BÖLÜM (32)

13.3K 570 157
                                    

Bu bölüme rekor yorum istiyorum ona göre Nazeşlerim. 😍

İyi okumalar...

Neydi heyecan? Kalbinin göğüs kafesini deleceğini hissettiğin o organ mıydı? Yoksa her kalbi titreten sözcük ile yeşeren ve hayata tutunan, sevgiyi sarıp sarmalayan şey miydi? Ellerim istem dışı terlerken heyecanımı belli etmemeye çalışarak Ateş'e döndüm. Kalbim ağzımda atıyordu. Bir an sesini duyacak diye korkmuştum.

"Sen bu aralar fazla mı cesursun?" diye gözlerime bakmaya başladığında kendi kendime bunun tartışmasını da yapmaya başlamıştım.

Ben önceden de böyleydim aslında. Ateş ile evlenmeden önce Hüseyin amcamlarla kalırken, çocukken hatta her an mutsuz ve suratsızdım. Herkese dik başlılığımı gösterirdim. Ne kadar sert olursam o kadar insanların acıyan bakışlarını yok ederdim çünkü.

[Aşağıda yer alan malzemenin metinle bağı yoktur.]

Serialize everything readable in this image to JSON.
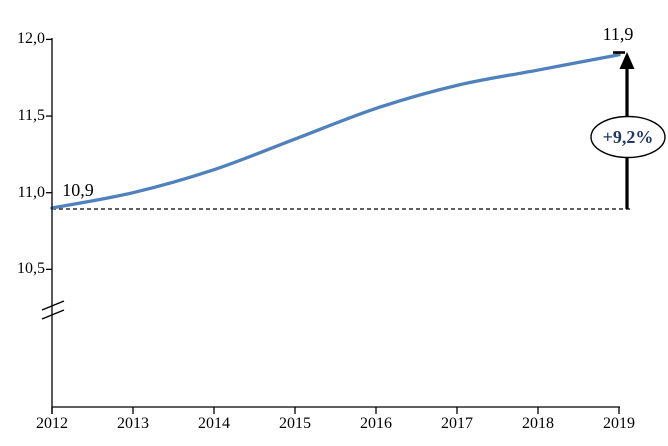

Her zaman güçlü durmak zorunda hissederdim. Her an omuzlarım dik olmak zorundaydı. Bir kere başımı yere eğsem saldırıya hazır beklerlerdi. Üzerime atlamak için her an açığımı beklerlerdi. Sibel ve tayfası okulda, evde ise kızından eksik kalmayan Seher Hanım. Uzun zamandır aklıma gelmedikleri için kendimi daha mutlu hissediyordum. En azından beni sabahları sinir eden bir Seher cadısı yoktu. Her an peşimde dolanan Sibel aptalı yoktu.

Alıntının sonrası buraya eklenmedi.